There is a maximum network bandwidth per instance. In the case of the unit under test here we used r4.4xlarge, which constrains the throughput to the instance at 3500 Mbps, or a wire speed of 430 MB/sec, capped. This would be elevated with larger instances, up to a maximum value of 25 Gbps for a large instance, such as for r4.16xlarge.
It is important note that EBS scaled linearly across an entire estate (e.g. parallel peach queries). There should be no constraints if you are accessing your data, splayed across different physical across distinct instances. e.g. 10 nodes of r4.4xlarge is capable of reading 4300 MB/sec.

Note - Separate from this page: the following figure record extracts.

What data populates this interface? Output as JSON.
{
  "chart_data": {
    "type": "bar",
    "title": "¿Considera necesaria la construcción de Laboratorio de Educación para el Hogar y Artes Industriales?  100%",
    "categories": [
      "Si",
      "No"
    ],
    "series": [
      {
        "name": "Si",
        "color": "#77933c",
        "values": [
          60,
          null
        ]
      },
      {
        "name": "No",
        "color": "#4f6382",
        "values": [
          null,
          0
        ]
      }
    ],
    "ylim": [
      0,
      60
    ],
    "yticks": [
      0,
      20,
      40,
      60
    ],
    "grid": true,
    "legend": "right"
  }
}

kdb+ achieves or meets all of these advertised figures. So the EBS network bandwidth algorithms become the dominating factor in any final

In 2018, Kx Systems conducted performance tests on r4.4xlarge instances with four 200-GB volumes, each with one xfs file system per volume, therefore using four mount points (four partitions). To show higher throughputs, r4.16xlarge instances with more volumes: eight 500-GB volumes were tested. Comparisons were made on gp2 and io1 as well. For testing st1 storage, four 6-TB volumes were tested. Note: The faster nitro instances and io2, io2 Block Express, and NVMe storage has not been tested yet. The results below are a bit dated, but still provide useful information.

EBS-GP2¶

function	latency (mSec)	function	latency (mSec)
`hclose hopen`	0.004	`();,;2 3`	0.006
`hcount`	0.002	`read1`	0.018

EBS GP2 metadata operational latencies - mSecs (headlines)

EBS-IO1¶

function	latency (mSec)	function	latency (mSec)
`hclose hopen`	0.003	`();,;2 3`	0.006
`hcount`	0.002	`read1`	0.017

EBS-IO1 metadata operational latencies - mSecs (headlines)

EBS-ST1¶

function	latency (mSec)	function	latency (mSec)
`hclose hopen`	0.003	`();,;2 3`	0.04
`hcount`	0.002	`read1`	0.02

EBS-ST1 metadata operational latencies - mSecs (headlines)

Summary¶

kdb+ matches the expected throughput of the EBS configurations tested with no major deviations across all classes of read patterns required. At the time these tests were conducted, EBS-IO1 achieves slightly higher throughput metrics over GP2, but achieves this at a guaranteed IOPS rate. Its operational latency is lower for meta data and random reads. When considering EBS for kdb+, take the following into consideration:

Fixed bandwidth per node: in our testing cases, the instance throughput limit of circa 430 MB/sec for r4.4xlarge is easily achieved with these tests. Contrast that with the increased throughput gained with the larger r4.16xlarge instance. Use this precept in your calculations.
There is a fixed throughput per GP2 volume, but multiple volumes will increment that value up until the peak achievable in the instance definition. kdb+ achieves that instance peak throughput.
Server-side kdb+ in-line compression works very well for streaming and random 1-MB read throughputs, whereby the CPU essentially keeps up with the lower level of compressed data ingest from EBS, and for random reads with many processes, due to read-ahead and decompression running in-parallel being able to magnify the input bandwidth, pretty much in line with the compression rate.
st1 works well at streaming reads, but will suffer from high latencies for any form of random searching. Due to the lower capacity cost of st1, you may wish to consider this for data that is considered for streaming reads only, e.g. older data.